日本共産党

2002年12月2日(月)「しんぶん赤旗」

歴史学者、教科書検定裁判に半生

家永 三郎さん死去


 三十二年にわたる「教科書訴訟」で文部省検定の在り方を問い続けた歴史学者の元東京教育大教授、家永三郎(いえなが・さぶろう)さんが十一月二十九日夜、東京都練馬区の病院で死去。八十九歳でした。近親者のみで密葬を行います。

 一九一三年、名古屋市生まれ。三七年、東大国史学科卒。専攻は日本思想史と文化史。四四年から東京教育大の前身、東京高等師範学校に勤務し、七七年まで同大教授。その後、八四年まで中央大学教授でした。

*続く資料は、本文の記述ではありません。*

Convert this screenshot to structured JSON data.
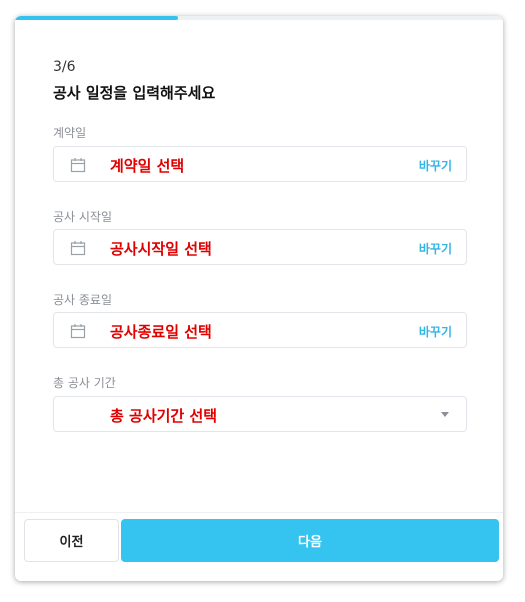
{
  "progress": {
    "current": 3,
    "total": 6,
    "fraction": 0.333
  },
  "header": {
    "step": "3/6",
    "title": "공사 일정을 입력해주세요"
  },
  "fields": {
    "contract": {
      "label": "계약일",
      "value": "계약일 선택",
      "action": "바꾸기",
      "icon": "calendar-icon"
    },
    "start": {
      "label": "공사 시작일",
      "value": "공사시작일 선택",
      "action": "바꾸기",
      "icon": "calendar-icon"
    },
    "end": {
      "label": "공사 종료일",
      "value": "공사종료일 선택",
      "action": "바꾸기",
      "icon": "calendar-icon"
    },
    "duration": {
      "label": "총 공사 기간",
      "value": "총 공사기간 선택",
      "icon": "chevron-down-icon"
    }
  },
  "footer": {
    "prev_label": "이전",
    "next_label": "다음"
  },
  "colors": {
    "accent": "#35c3ef",
    "highlight_text": "#e00000",
    "link": "#33b5e5"
  }
}
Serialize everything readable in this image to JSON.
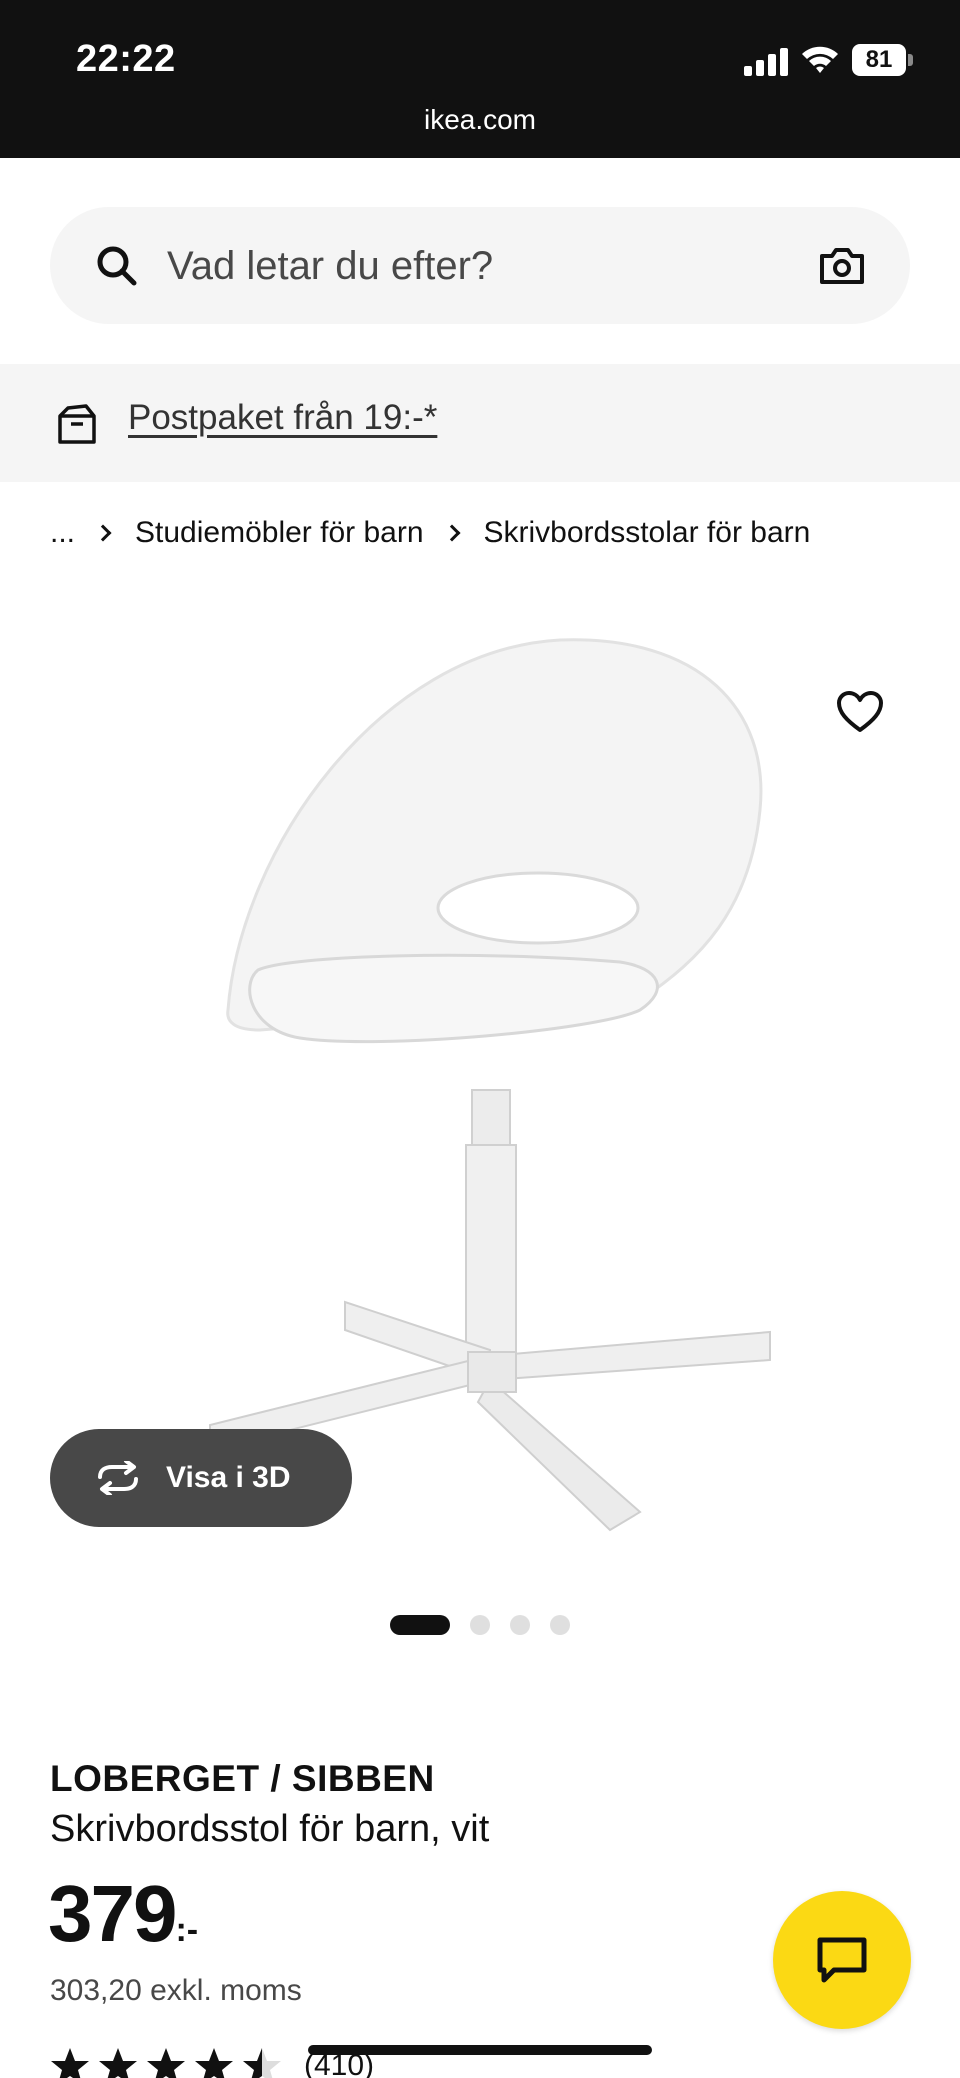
{
  "status_bar": {
    "time": "22:22",
    "battery": "81",
    "url": "ikea.com"
  },
  "search": {
    "placeholder": "Vad letar du efter?"
  },
  "promo": {
    "text": "Postpaket från 19:-*"
  },
  "breadcrumb": {
    "ellipsis": "...",
    "items": [
      "Studiemöbler för barn",
      "Skrivbordsstolar för barn"
    ]
  },
  "gallery": {
    "view_3d_label": "Visa i 3D",
    "dot_count": 4,
    "active_index": 0
  },
  "product": {
    "name": "LOBERGET / SIBBEN",
    "description": "Skrivbordsstol för barn, vit",
    "price_integer": "379",
    "price_suffix": ":-",
    "price_ex_vat": "303,20 exkl. moms",
    "rating": 4.5,
    "review_count": "(410)"
  },
  "colors": {
    "chat_button": "#fbd914",
    "status_bar": "#111111"
  }
}
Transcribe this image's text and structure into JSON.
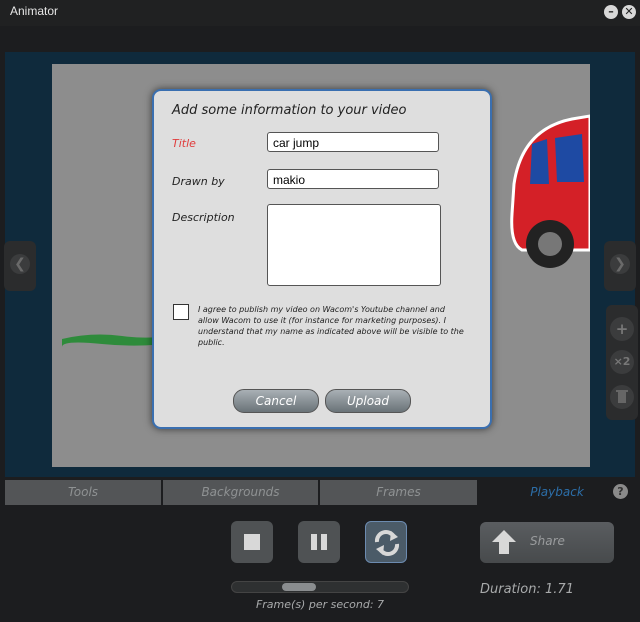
{
  "window": {
    "title": "Animator",
    "minimize_glyph": "–",
    "close_glyph": "✕"
  },
  "dialog": {
    "title": "Add some information to your video",
    "fields": {
      "title_label": "Title",
      "title_value": "car jump",
      "drawn_by_label": "Drawn by",
      "drawn_by_value": "makio",
      "description_label": "Description",
      "description_value": ""
    },
    "agreement_text": "I agree to publish my video on Wacom's Youtube channel and allow Wacom to use it (for instance for marketing purposes). I understand that my name as indicated above will be visible to the public.",
    "agreement_checked": false,
    "cancel_label": "Cancel",
    "upload_label": "Upload"
  },
  "tabs": [
    "Tools",
    "Backgrounds",
    "Frames",
    "Playback"
  ],
  "active_tab": "Playback",
  "help_glyph": "?",
  "side_tools": {
    "add": "+",
    "duplicate": "×2"
  },
  "playback": {
    "share_label": "Share",
    "fps_text": "Frame(s) per second: 7",
    "duration_text": "Duration: 1.71",
    "fps_slider_fraction": 0.35,
    "loop_enabled": true
  },
  "colors": {
    "accent": "#2c6ea8",
    "dialog_border": "#3a6fb0",
    "required_label": "#e03b3b",
    "tab_bg": "#535557",
    "stage_bg": "#0f2a3c"
  }
}
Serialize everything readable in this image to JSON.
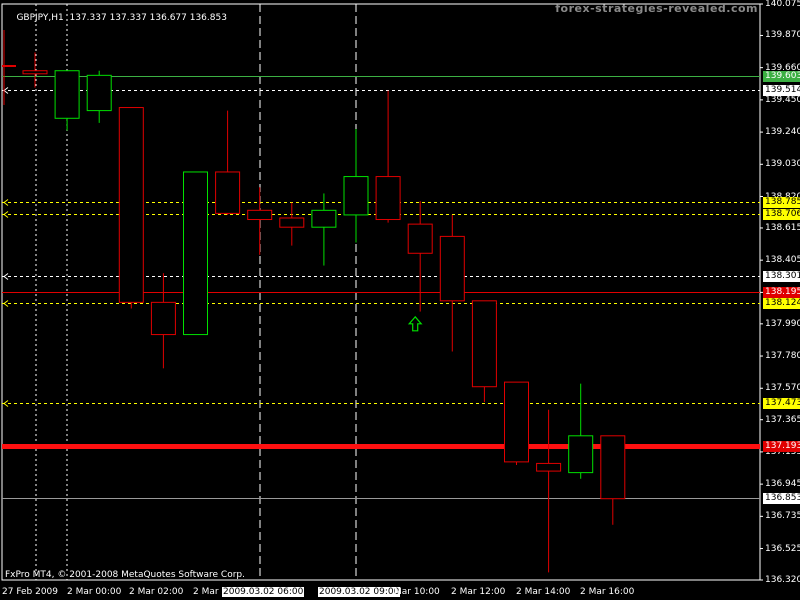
{
  "header": {
    "symbol": "GBPJPY,H1",
    "ohlc": "137.337 137.337 136.677 136.853"
  },
  "watermark": "forex-strategies-revealed.com",
  "copyright": "FxPro MT4, © 2001-2008 MetaQuotes Software Corp.",
  "colors": {
    "background": "#000000",
    "bull": "#00e000",
    "bear": "#e00000",
    "level_yellow": "#ffff00",
    "level_white": "#ffffff",
    "grid": "#ffffff"
  },
  "chart_data": {
    "type": "candlestick",
    "ylim": [
      136.32,
      140.075
    ],
    "y_ticks": [
      "140.075",
      "139.870",
      "139.660",
      "139.450",
      "139.240",
      "139.030",
      "138.820",
      "138.615",
      "138.405",
      "138.195",
      "137.990",
      "137.780",
      "137.570",
      "137.365",
      "137.155",
      "136.945",
      "136.735",
      "136.525",
      "136.320"
    ],
    "x_ticks": [
      "27 Feb 2009",
      "2 Mar 00:00",
      "2 Mar 02:00",
      "2 Mar",
      "2009.03.02 06:00",
      "2009.03.02 09:00",
      "Mar 10:00",
      "2 Mar 12:00",
      "2 Mar 14:00",
      "2 Mar 16:00"
    ],
    "candles": [
      {
        "o": 139.64,
        "h": 139.76,
        "l": 139.53,
        "c": 139.62
      },
      {
        "o": 139.33,
        "h": 139.64,
        "l": 139.25,
        "c": 139.64
      },
      {
        "o": 139.38,
        "h": 139.64,
        "l": 139.3,
        "c": 139.61
      },
      {
        "o": 139.4,
        "h": 139.4,
        "l": 138.09,
        "c": 138.13
      },
      {
        "o": 138.13,
        "h": 138.32,
        "l": 137.7,
        "c": 137.92
      },
      {
        "o": 137.92,
        "h": 138.98,
        "l": 137.92,
        "c": 138.98
      },
      {
        "o": 138.98,
        "h": 139.38,
        "l": 138.7,
        "c": 138.71
      },
      {
        "o": 138.73,
        "h": 138.88,
        "l": 138.44,
        "c": 138.67
      },
      {
        "o": 138.68,
        "h": 138.78,
        "l": 138.5,
        "c": 138.62
      },
      {
        "o": 138.62,
        "h": 138.84,
        "l": 138.37,
        "c": 138.73
      },
      {
        "o": 138.7,
        "h": 139.26,
        "l": 138.52,
        "c": 138.95
      },
      {
        "o": 138.95,
        "h": 139.51,
        "l": 138.65,
        "c": 138.67
      },
      {
        "o": 138.64,
        "h": 138.79,
        "l": 138.07,
        "c": 138.45
      },
      {
        "o": 138.56,
        "h": 138.7,
        "l": 137.81,
        "c": 138.14
      },
      {
        "o": 138.14,
        "h": 138.14,
        "l": 137.48,
        "c": 137.58
      },
      {
        "o": 137.61,
        "h": 137.57,
        "l": 137.07,
        "c": 137.09
      },
      {
        "o": 137.08,
        "h": 137.43,
        "l": 136.37,
        "c": 137.03
      },
      {
        "o": 137.02,
        "h": 137.6,
        "l": 136.98,
        "c": 137.26
      },
      {
        "o": 137.26,
        "h": 137.26,
        "l": 136.68,
        "c": 136.85
      }
    ],
    "levels": [
      {
        "price": 139.603,
        "label": "139.603",
        "style": "solid-green",
        "tag": "green"
      },
      {
        "price": 139.514,
        "label": "139.514",
        "style": "dash-white",
        "tag": "white"
      },
      {
        "price": 138.785,
        "label": "138.785",
        "style": "dash-yellow",
        "tag": "yellow"
      },
      {
        "price": 138.706,
        "label": "138.706",
        "style": "dash-yellow",
        "tag": "yellow"
      },
      {
        "price": 138.301,
        "label": "138.301",
        "style": "dash-white",
        "tag": "white"
      },
      {
        "price": 138.195,
        "label": "138.195",
        "style": "solid-red",
        "tag": "red"
      },
      {
        "price": 138.124,
        "label": "138.124",
        "style": "dash-yellow",
        "tag": "yellow"
      },
      {
        "price": 137.473,
        "label": "137.473",
        "style": "dash-yellow",
        "tag": "yellow"
      },
      {
        "price": 137.193,
        "label": "137.193",
        "style": "thick-red",
        "tag": "red"
      },
      {
        "price": 136.853,
        "label": "136.853",
        "style": "solid-gray",
        "tag": "white"
      }
    ],
    "grid": true,
    "arrow_marker": {
      "candle_index": 12,
      "price": 137.99,
      "direction": "up"
    }
  }
}
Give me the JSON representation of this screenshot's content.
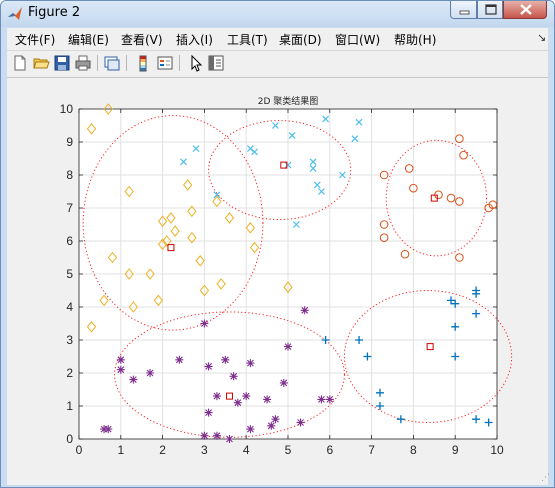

 五二年から高校教科書「新日本史」(三省堂)を執筆。六二年度検定で計三百二十三カ所が不適当とされ、六五年六月に第一次訴訟を起こしました。実証主義の歴史家として、憲法の精神に沿った民主的な教科書作りを進めようとの立場から、第二次、第三次訴訟と合わせ「国民の教育の自由や表現の自由を侵害し、検閲に当たる」と検定制度の違憲性を訴え続けました。一連の訴訟は子どもの教育権の論議に大きな影響を与え、検定行政にも警鐘を鳴らしましたが、一次、二次訴訟とも家永氏敗訴。八〇年代検定の是非が争われた三次訴訟では、九七年八月の最高裁判決で「南京大虐殺」「七三一部隊」など計四カ所の検定意見の違法が確定し、訴えは一部実りました。

 『日本道徳思想史』『日本文化史』『太平洋戦争』『戦争責任』など多くの著作があります。

 家永さんは、第三次教科書裁判のさなかの九五年、「赤旗」日曜版のインタビュー(八月十三日号)に応じ、十五年戦争を「まちがいなく侵略戦争」と発言。九〇年の沖縄県知事選挙では、学者・文化人による革新統一候補の勝利の「訴え」の呼びかけ人になりました。